Por Daniel Fredes Castro
¡Empanadas! ¡Empanadas calientes! gritaron afuera de la puerta, abrí, don Pedro me saludó con una enorme sonrisa e inmediatamente me extendió la mano con una empanada.
Había llegado a Monte Patria unos días atrás, en un vehículo de Investigaciones desde Ovalle, tras estar detenido cuatro días en Santiago, luego de ser detenido en los patios de la EAO el 28 de octubre del 84. El país estaba en estado de sitio. Yo estaba relegado por noventa días según decía un decreto del Ministerio del Interior, firmado por Jarpa, que me exhibieron.
¡Puta que tenis suerte! Me dijo el rati en General Mackenna cuando me comunicó que mi destino era Monte Patria. ¡Lo vai a pasar rebien! Y tenía razón, Monte Patria es un pueblito en las cercanías de Ovalle, en lo que solíamos llamar el norte chico, atravesado por ríos y abrazado por el sol, lo que la convierte en una tierra generosa. Monte Patria está habitado por gente sencilla, curtida por el sol, que se dedica principalmente a la agricultura, se ve mucho temporero y uno que otro pirquinero.
Fundada por españoles, por Pedro de Valdivia decían, y bautizada como Moterreyes, tras la independencia se renombró como Monte Patria, y según cuentan, tal como en el pueblo blanco de Serrat, por Monte Patria no pasó ni el golpe.

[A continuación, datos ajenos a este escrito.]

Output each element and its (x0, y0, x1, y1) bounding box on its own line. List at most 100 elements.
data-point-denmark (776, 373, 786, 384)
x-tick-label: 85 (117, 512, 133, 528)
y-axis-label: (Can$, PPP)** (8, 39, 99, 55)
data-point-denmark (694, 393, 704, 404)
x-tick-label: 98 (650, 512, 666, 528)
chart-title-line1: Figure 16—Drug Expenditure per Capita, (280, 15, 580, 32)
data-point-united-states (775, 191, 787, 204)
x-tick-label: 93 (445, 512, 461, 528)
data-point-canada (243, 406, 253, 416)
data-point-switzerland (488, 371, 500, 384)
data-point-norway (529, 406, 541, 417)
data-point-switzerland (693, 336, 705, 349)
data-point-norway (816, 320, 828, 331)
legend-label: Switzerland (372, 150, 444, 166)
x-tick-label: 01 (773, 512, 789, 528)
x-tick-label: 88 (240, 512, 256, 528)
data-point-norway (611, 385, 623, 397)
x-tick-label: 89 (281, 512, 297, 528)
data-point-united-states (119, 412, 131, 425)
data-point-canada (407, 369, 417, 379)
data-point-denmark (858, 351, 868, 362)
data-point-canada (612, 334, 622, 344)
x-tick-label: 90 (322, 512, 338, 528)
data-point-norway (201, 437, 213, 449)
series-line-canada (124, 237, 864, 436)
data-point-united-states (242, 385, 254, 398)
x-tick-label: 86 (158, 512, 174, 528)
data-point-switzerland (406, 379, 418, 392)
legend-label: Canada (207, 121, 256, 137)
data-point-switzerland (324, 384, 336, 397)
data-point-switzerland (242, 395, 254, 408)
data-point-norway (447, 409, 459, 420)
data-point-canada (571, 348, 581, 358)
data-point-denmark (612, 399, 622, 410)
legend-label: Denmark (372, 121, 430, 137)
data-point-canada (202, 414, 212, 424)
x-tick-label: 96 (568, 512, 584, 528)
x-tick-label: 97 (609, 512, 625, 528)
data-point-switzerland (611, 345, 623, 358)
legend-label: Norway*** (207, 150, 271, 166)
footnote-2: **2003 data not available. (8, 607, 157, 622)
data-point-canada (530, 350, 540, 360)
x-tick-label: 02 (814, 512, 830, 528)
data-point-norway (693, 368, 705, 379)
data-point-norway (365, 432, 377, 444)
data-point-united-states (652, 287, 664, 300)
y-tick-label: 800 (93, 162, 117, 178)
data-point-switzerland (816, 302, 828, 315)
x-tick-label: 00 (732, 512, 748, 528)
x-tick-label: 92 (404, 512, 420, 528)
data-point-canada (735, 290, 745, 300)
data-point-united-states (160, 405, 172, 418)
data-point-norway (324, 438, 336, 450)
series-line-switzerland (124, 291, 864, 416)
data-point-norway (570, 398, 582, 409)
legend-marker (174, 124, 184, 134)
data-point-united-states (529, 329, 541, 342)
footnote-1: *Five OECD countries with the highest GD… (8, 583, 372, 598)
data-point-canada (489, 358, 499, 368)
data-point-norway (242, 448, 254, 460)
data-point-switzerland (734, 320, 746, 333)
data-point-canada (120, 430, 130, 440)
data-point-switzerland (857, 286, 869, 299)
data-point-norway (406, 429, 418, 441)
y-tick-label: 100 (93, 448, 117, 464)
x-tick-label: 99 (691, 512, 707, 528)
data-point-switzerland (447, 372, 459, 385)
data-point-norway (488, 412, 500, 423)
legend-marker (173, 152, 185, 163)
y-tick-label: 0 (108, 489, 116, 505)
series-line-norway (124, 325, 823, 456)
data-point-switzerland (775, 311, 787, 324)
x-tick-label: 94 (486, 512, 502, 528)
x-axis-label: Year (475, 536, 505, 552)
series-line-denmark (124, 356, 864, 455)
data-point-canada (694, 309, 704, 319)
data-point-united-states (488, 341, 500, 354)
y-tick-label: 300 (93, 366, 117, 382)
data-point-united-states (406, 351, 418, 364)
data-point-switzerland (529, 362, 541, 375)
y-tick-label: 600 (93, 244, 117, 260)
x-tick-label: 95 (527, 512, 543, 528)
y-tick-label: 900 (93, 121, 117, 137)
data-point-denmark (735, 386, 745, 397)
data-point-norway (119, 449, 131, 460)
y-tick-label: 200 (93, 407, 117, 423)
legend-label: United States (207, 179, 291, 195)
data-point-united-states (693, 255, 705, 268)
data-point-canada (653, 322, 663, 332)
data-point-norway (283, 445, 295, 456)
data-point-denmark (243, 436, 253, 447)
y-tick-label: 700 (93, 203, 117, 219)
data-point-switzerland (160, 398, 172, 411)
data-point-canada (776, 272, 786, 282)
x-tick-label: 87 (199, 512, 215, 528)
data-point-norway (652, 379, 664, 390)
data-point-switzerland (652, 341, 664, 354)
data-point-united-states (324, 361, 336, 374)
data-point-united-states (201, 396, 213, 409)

En la época que llegué, se disfrutaba la abundancia que genera la tierra, y sumado a gente sencilla generosa y solidaria, era obvio que lo pasaríamos bien. Bien entre comillas, porque no olvidas que estás ahí castigado, que no puedes salir ni desplazarte libremente, que te llevaron ahí dese las aulas de la técnica, que no pudiste ver ni a tus padres, ni tus hermanos ni tus amigos, solo por luchar por un país libre, por un país justo, por un país para todos, por un país de feliz. Sin embargo, sientes alivio ya que estás vivo. Muchos corrían otra suerte por aquellos días.
¡Lolo! ¡Vamo a la Mora! ¡A jugar Rayuela! Me gritaron en la ventana de la casa del bajo, donde don Ramiro tenía su taller de zapatería y que me ofreció así sin más, el primer día que llegué sin conocerme. Don Ramiro era un hombre joven pero el sol y el trabajo habían mellado su piel, parecía más viejo, pero apenas pasaba los treinta.
¡Lolo, yapo! Insistieron de afuera. Yo era el Lolo, tenía veinte y un años, era el más joven de los relegados de Monte Patria, había cuatro más, todos “viejos” de entre treinta y cuarenta años, había dos dirigentes de la construcción de Concepción, un profe, dirigente de la Agech de Rancagua y un “político” socialista de Briones, quien, luego fue diputado y de hecho fue el primer diputado muerto en ejercicio, víctima de cáncer creo. Ricardo Lagos fue a verlo una vez y fue todo un acontecimiento, porque llevaron carne de vacuno y comimos un asado a la orilla del rio. Nosotros solo comíamos carne de cabrito.
Ir a la Mora, a jugar Rayuela, significaba solo una cosa; vamos a tomar hasta quedar tirados, desde afuera me invitaban un grupo de viejos montepatrinos, el día consistía en jugar rayuela, comer cazuela y tomar vino en batea. Me fui con ellos almorzaba, jugaba, tomaba un poco y luego con alguna excusa me iba. ¡Era imposible seguirles el ritmo!
Saliendo de la Mora me dirigía a casa de don Pedro, donde con sus hijos organizamos un taller de preparación para la PAA. Nos juntábamos ahí con unos diez cabros del pueblo y preparábamos matemáticas y física, además de reírnos, arreglar Chile y el mundo y divertirnos también. Don Pedro el dueño de casa, era comunista como la mayoría, y se jactaba de hacer las mejores empanadas de Monte Patria, le gustaba pasar a la casa del bajo a conversar con nosotros y llevarnos empanadas. Al llegar gritaba fuerte: ¡Empanadas! ¡Empanadas calientes!, para que todos escucharan, era como su coartada, entraba, comíamos empanadas y conversábamos horas. Muchas historias de la pampa, del salitre, de Recabarren, de esperanzas, de muertos, de la vida
Cierto día estábamos en la Mora, jugando Rayuela con los otros viejos del pueblo, y llegó don Pedro, saludando a todos… ¡El empaná de perro! Gritaron todos a modo de saludo, como en el comercial ese que decía ¡El zanahoria! …Solo sé que en un escalofrío me corrió por la espalda, recordé todas las empanadas que habíamos comido y tragué saliva. ¿Por qué le dicen así? – pregunté- ¡De cariño! Me dijeron.